Ce n’est pas moi qui peux le dire. Je peux juste essayer de dire à quoi j’aimerais qu’elle ressemble. Ce serait un ensemble très organique, comme un être vivant, complexe, irrigué d’histoires, d’évolutions, et aussi d’incertitudes. Je la sens tout autant imprégnée du passé (surtout celui de la tradition occidentale savante) que tendue vers l’expérimentation et l’inconnu. Je cherche à la fois la rigueur, la règle et la spontanéité, la découverte. J’évite autant que possible les processus trop réguliers et la trop grande prédictibilité, mais également la complexité gratuite et les mirages purement conceptuels. Je souhaite tout à la fois qu’on y subodore une organisation élaborée mais que cette organisation ne se dévoile jamais. Rien n’est pire en art que les messages qui se décodent exhaustivement. Je ne suis ni déconstructeur, ni postmoderne. La façon dont ma musique sonne me préoccupe énormément. L’oreille et l’écoute intérieure lorsque je la compose sont omniprésentes. Mais ce qui me préoccupe au plus haut point, c’est la forme, c’est-à-dire la manière dont la musique se déploie dans le temps. J’aime les tempi fluctuants, les polyphonies évolutives, les moments qui sont aussi divers que ceux que l’on vit. Je voudrais que ma musique soit un reflet de la vie : celle qu’on décide de vivre par sa propre volonté et celle qui s’impose à nous par la complexité du monde.
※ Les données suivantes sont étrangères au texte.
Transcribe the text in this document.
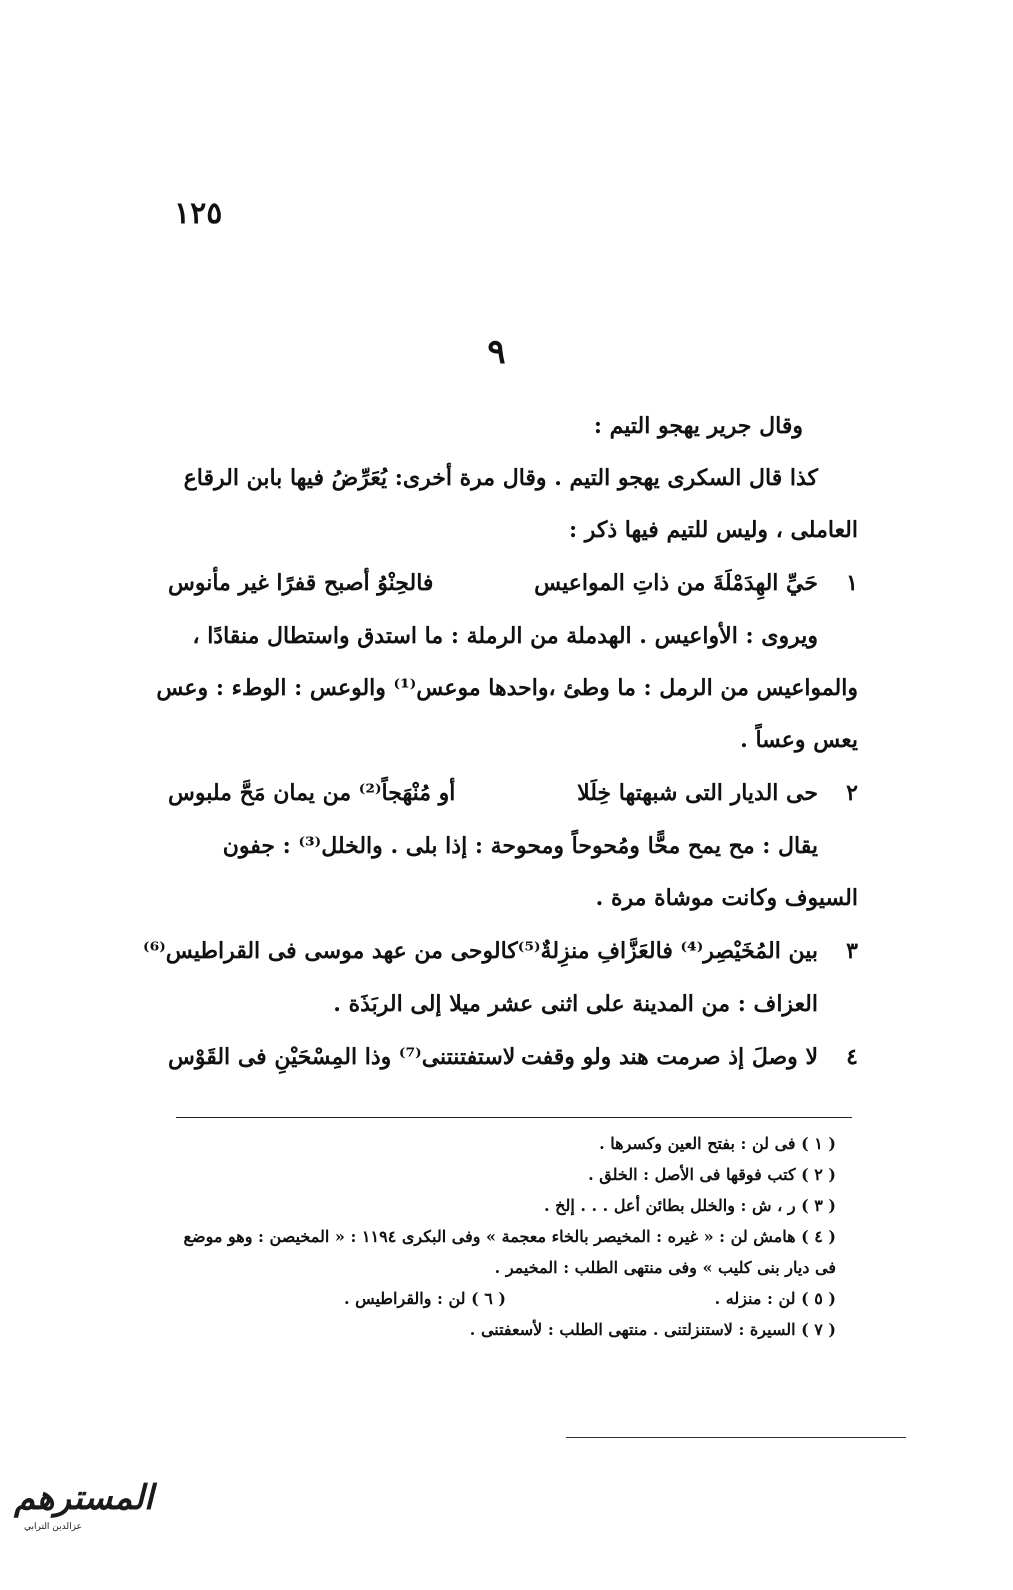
١٢٥
٩
وقال جرير يهجو التيم :
كذا قال السكرى يهجو التيم . وقال مرة أخرى: يُعَرِّضُ فيها بابن الرقاع
العاملى ، وليس للتيم فيها ذكر :
١
حَيِّ الهِدَمْلَةَ من ذاتِ المواعيس
فالحِنْوُ أصبح قفرًا غير مأنوس
ويروى : الأواعيس . الهدملة من الرملة : ما استدق واستطال منقادًا ،
والمواعيس من الرمل : ما وطئ ،واحدها موعس⁽¹⁾ والوعس : الوطء : وعس
يعس وعساً .
٢
حى الديار التى شبهتها خِلَلا
أو مُنْهَجاً⁽²⁾ من يمان مَحَّ ملبوس
يقال : مح يمح محًّا ومُحوحاً ومحوحة : إذا بلى . والخلل⁽³⁾ : جفون
السيوف وكانت موشاة مرة .
٣
بين المُخَيْصِر⁽⁴⁾ فالعَزَّافِ منزِلةٌ⁽⁵⁾
كالوحى من عهد موسى فى القراطيس⁽⁶⁾
العزاف : من المدينة على اثنى عشر ميلا إلى الربَذَة .
٤
لا وصلَ إذ صرمت هند ولو وقفت
لاستفتنتنى⁽⁷⁾ وذا المِسْحَيْنِ فى القَوْس
( ١ ) فى لن : بفتح العين وكسرها .
( ٢ ) كتب فوقها فى الأصل : الخلق .
( ٣ ) ر ، ش : والخلل بطائن أعل . . . إلخ .
( ٤ ) هامش لن : « غيره : المخيصر بالخاء معجمة » وفى البكرى ١١٩٤ : « المخيصن : وهو موضع
فى ديار بنى كليب » وفى منتهى الطلب : المخيمر .
( ٥ ) لن : منزله .
( ٦ ) لن : والقراطيس .
( ٧ ) السيرة : لاستنزلتنى . منتهى الطلب : لأسعفتنى .
المسترهم
عزالدين الترابي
Comment cohabites-tu avec les musiques que tu n’écris pas ?

Je cohabite plutôt bien. J’aime beaucoup écouter les musiques de mes collègues, dont certains sont aussi des amis. Je n’ai pas de concurrents, car il ne saurait exister de concurrence dans les domaines artistiques. Je ne parle pas du succès qui, lui, est une catégorie totalement différente, mais bien de la valeur artistique. J’ignore (et méprise) la jalousie même quand je peste, parce que trop de grands solistes et beaucoup de chefs et d’orchestres se contentent de jouer des musiques contemporaines qui ne demandent que peu de travail et d’investissement, tellement elles sont simplistes. Comme disait Chabrier : « Des musiques que c’est pas la peine ! » Je m’amuse souvent à imaginer comment j’aurais traité telle ou telle situation lorsque je découvre une œuvre nouvelle, si j’aurais coupé court ou au contraire développé, si j’aurais bifurqué ou approfondi. Mais mon jeu favori, c’est l’anticipation. Je sais qu’on anticipe même sans le savoir quand on écoute de la musique, mais j’essaye de le faire consciemment. Le plus drôle c’est que, parfois, ça marche très bien. Et là, le couperet tombe. Si j’anticipe trop bien, c’est que la pièce ne me parle pas. C’est comme lire un livre ou regarder un film où tout est « téléphoné » à l’avance. S’il m’arrive de ne rien anticiper, c’est aussi un très mauvais signe pour moi. Il y a un compositeur, dont je ne veux pas citer le nom, qui a composé une pièce pour voix de femme et électronique dans laquelle il m’est absolument impossible d’anticiper si la chanteuse va chanter ou non, ni de comprendre pourquoi elle chante précisément à cet endroit-là et à quel moment elle va s’arrêter. L’absence totale d’anticipation est aussi décourageante que la trop grande facilité à anticiper. Mais la plupart du temps j’ai une écoute attentive et éveillée.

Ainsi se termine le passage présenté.